En effet, c’est une certaine audace créative et un profond souffle de liberté qui composent essentiellement l’encre de la plume de Florent Couao-Zotti. C’est autour de cette cadence que se construit son originalité, laquelle se nourrit de sa volonté de créer un chemin de rencontre entre la haute sphère politique et le bas-fond béninois. Dans bon nombre de ses publications, l’auteur expose un milieu politique en proie à la médiocrité et entraine le lecteur dans les ghettos béninois où la drogue, l’alcool, la prostitution et la violence dictent leur loi. La mise en communion de ces deux classes sociales opposées laisse entrevoir l’idée d’un tout-social qui ne caractérise pas seulement la société béninoise, mais divers milieux urbains d’ici et d’ailleurs. Pour le cas d’espèce donc, il est question pour l’auteur de dévoiler la société béninoise, avec toutes ses difformités et ses injustices.
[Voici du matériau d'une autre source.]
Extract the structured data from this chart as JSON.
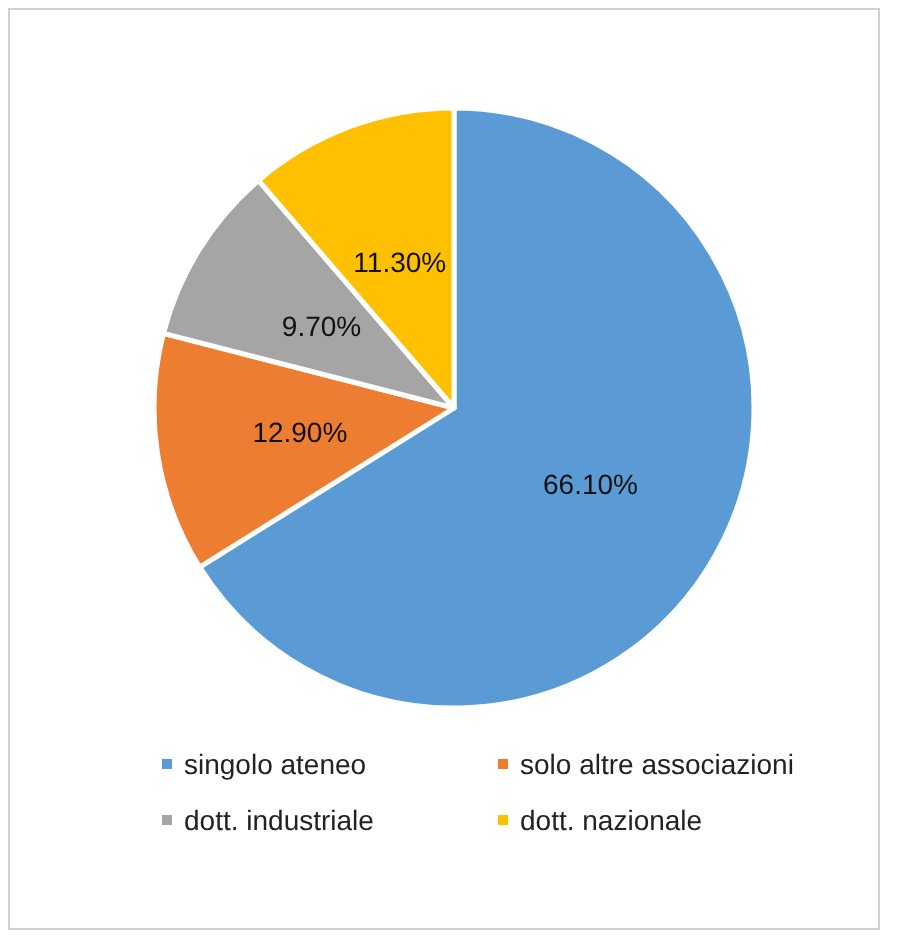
{
  "chart_data": {
    "type": "pie",
    "categories": [
      "singolo ateneo",
      "solo altre associazioni",
      "dott. industriale",
      "dott. nazionale"
    ],
    "values": [
      66.1,
      12.9,
      9.7,
      11.3
    ],
    "colors": [
      "#5b9bd5",
      "#ed7d31",
      "#a5a5a5",
      "#ffc000"
    ],
    "value_labels": [
      "66.10%",
      "12.90%",
      "9.70%",
      "11.30%"
    ],
    "legend": "bottom"
  }
}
Pour cela, il utilise à dessein un langage propre aux bidonvilles de son pays et un autre, plus policé, débarrassé des vulgarités de la rue, qui est réservé à la classe des privilégiés de la société. Ainsi, les néologismes, les jeux de mots, la réinvention des formes grammaticales, l’humour et la poétisation de son écriture consolident son style et manifestent son intérêt à formuler un discours différent et novateur, un discours qui s’oppose aux mœurs qui entachent l’évolution de nos sociétés. Entre corruption, délinquance et guerre, l’écriture de Florent Couao-Zotti soulève toujours sur des préoccupations sociales. C’est pour tout cela que ses œuvres ont largement été acclamées et qu’elles sont traduites en anglais, allemand, espagnol, japonais et italien.